While weeding through my library, I discovered that both public and school libraries generally do not accept donations of books that are more than two or three years old. Really??? When did this happen? The librarian (media specialist as they are called today) at a local school informed me that they end up throwing out many books every year. I was appalled! 

The thought came to me that America seems to be in a fraught historical moment in our relationship with our books. We are in the midst of a huge cultural shift. As reading declines in each successive generation, and as content moves increasingly into digital form, there appears to be two schools of thought toward what to do with old books. Throw them out or alter them. Over the past few years, I have been seeing more and more altered book exhibits that seem to venerate the object of the book rather than the content

At first, I was bothered greatly about the cutting, tearing, painting, gluing and other mixed-media techniques done to the books, that changes  it to make something else.  The immediate response I had against a threat to books was rooted deep within me. When I was a child, if my mother saw me writing in a book, bending the page, or treating it carelessly, she would scold, “Never do that to a book!  But then the artist in me appreciates the creativity infused in these altered books.  What is it about a book that makes it a respected object and not just an information-delivery system?

I grew up in a house filled with books.  My parents, especially my father was an avid and eclectic reader .  My mother wrote poetry, she loved arranging and rearranging words until they rubbed up against each other in beautiful ways. She dabbled in collage using letters.  Her works had a layered symphonic quality to them.  My parents surrounded themselves with a variety of people who would drop in at our home to give me books, talk about ideas found in books, art, popular culture, philosophy, life, the universe and everything in between, and I was always delighted by their eccentricities- it was a kind of poetry in life.

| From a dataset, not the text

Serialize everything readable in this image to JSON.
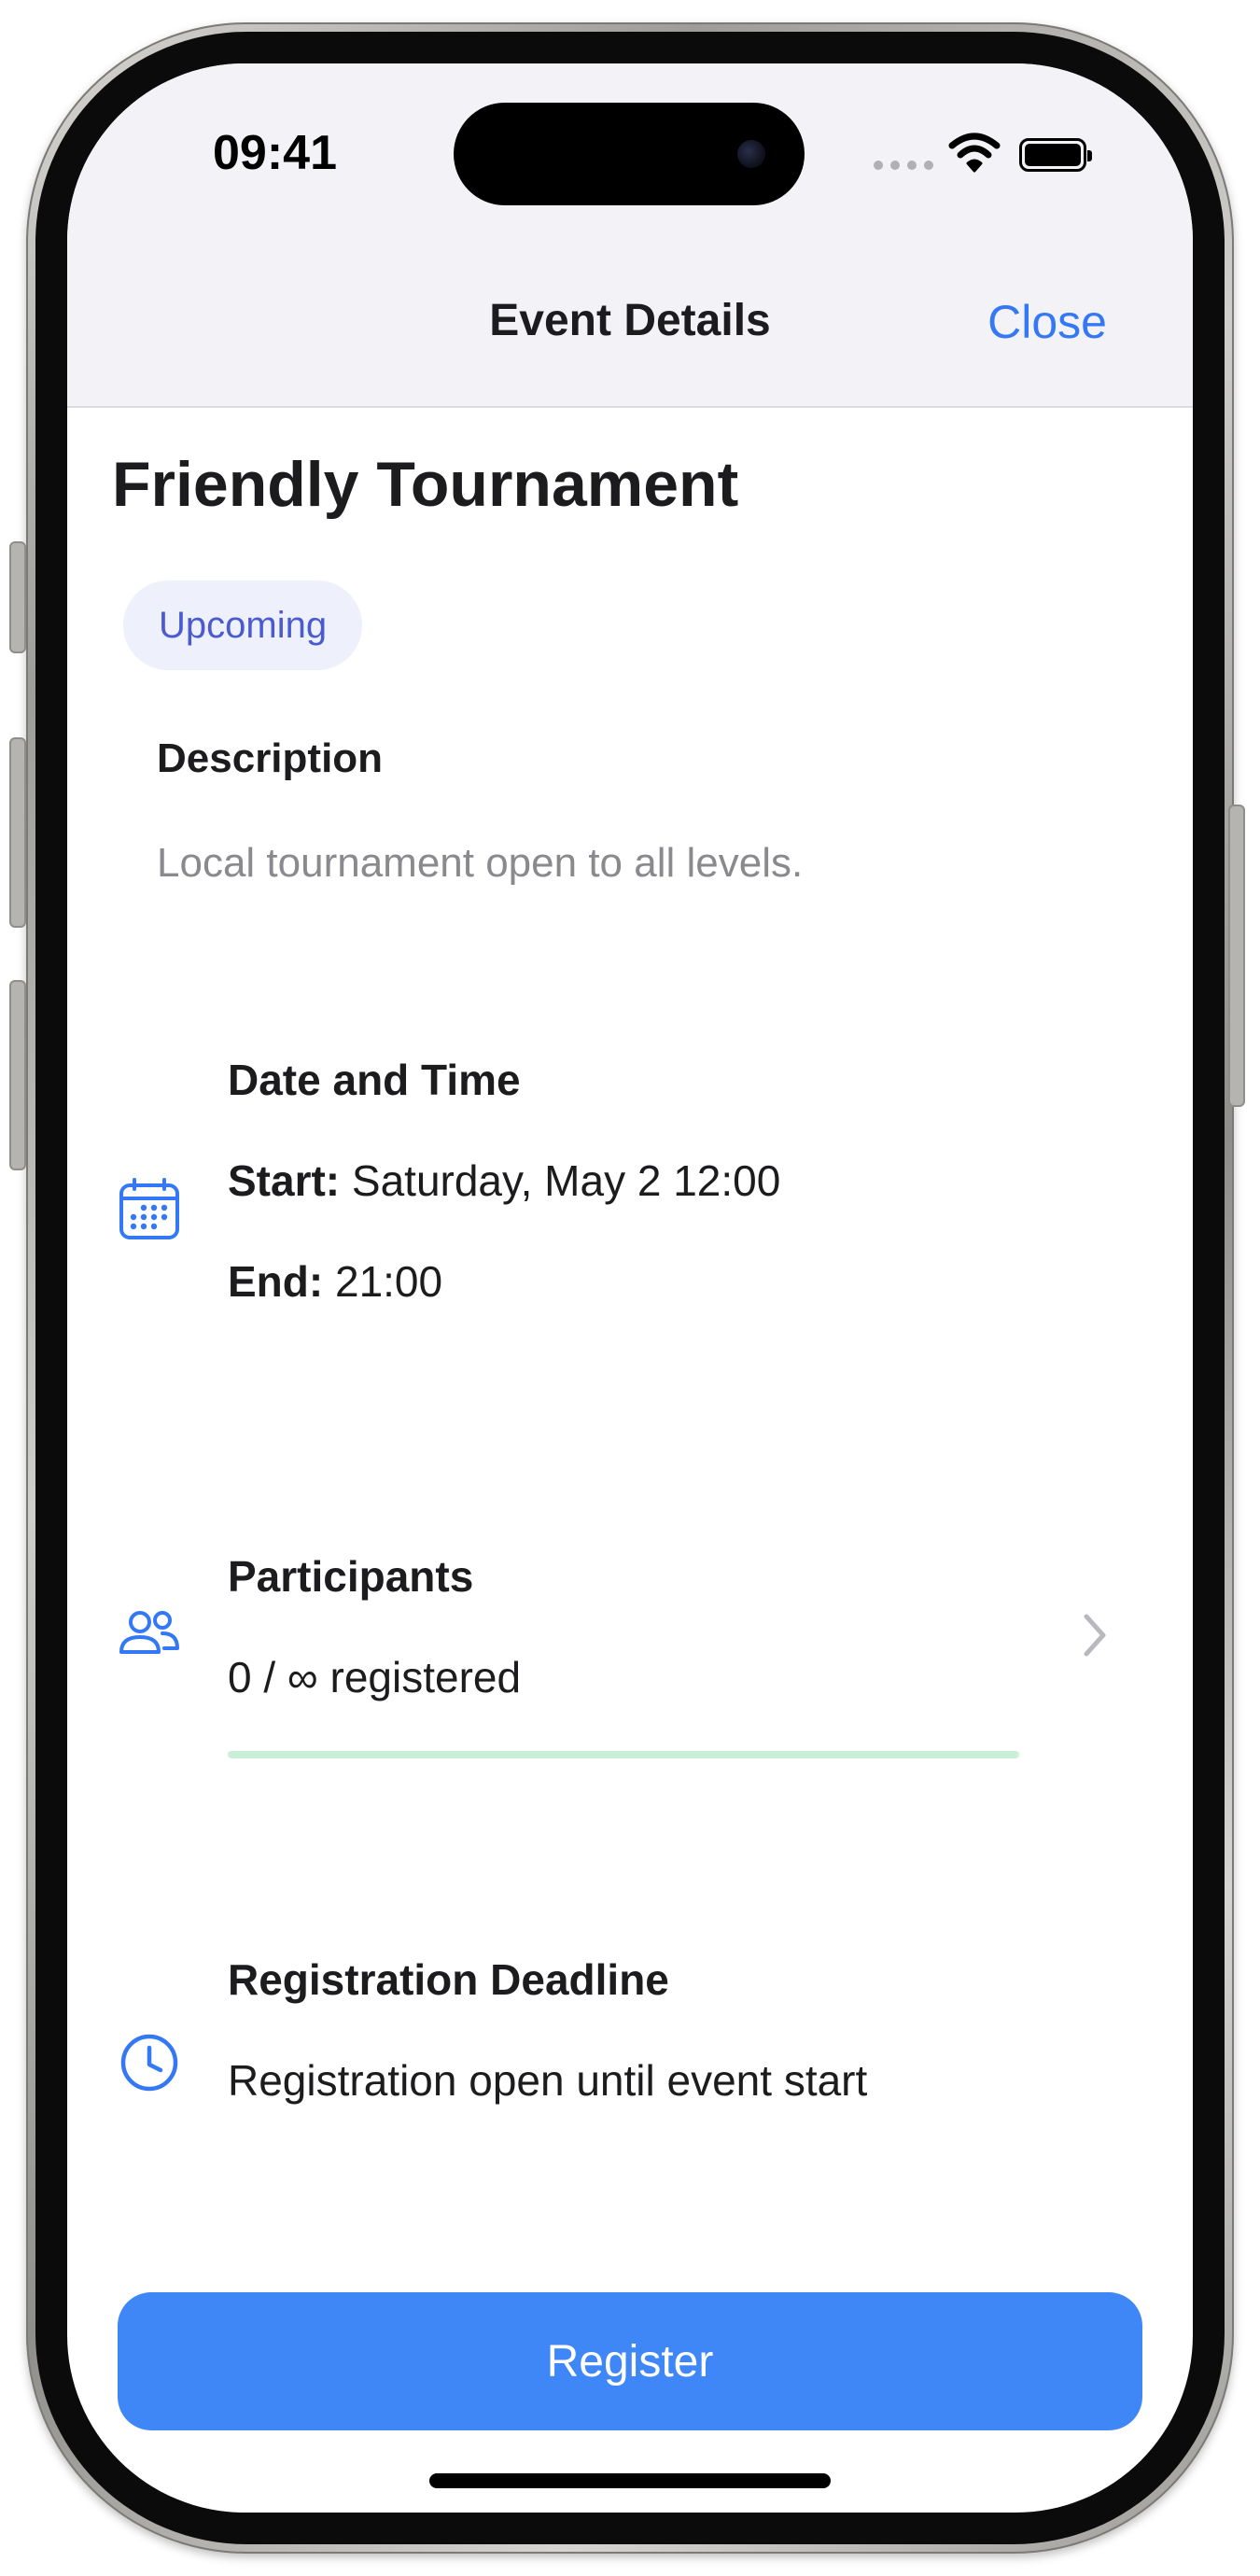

When I was young, every Wednesday after dinner, my father would take me to the Toledo Heights Library,  a beautiful high -gabled English Tudor building where the books nestled in mahogany shelves. We would get lost there for hours and wind up checking out the limit. The library formed a pretty essential part of my family's culture and lore.We were all addicted, flashlight-under-the-covers readers. Getting your own library card--and riding your bike to the library on your own--was a significant rite of passage.(A fair amount of library fines were a predictable part of my allowance too.)

Books were valued for their words and ideas, we did not cut, destroy or paint over books.  They certainly were not sacred, but  they were respected.   It seems that as our culture values and needs books less for what they really are, we fetishize their form even more.  My question is "What is the place of a bound book or an altered book in a reading society?"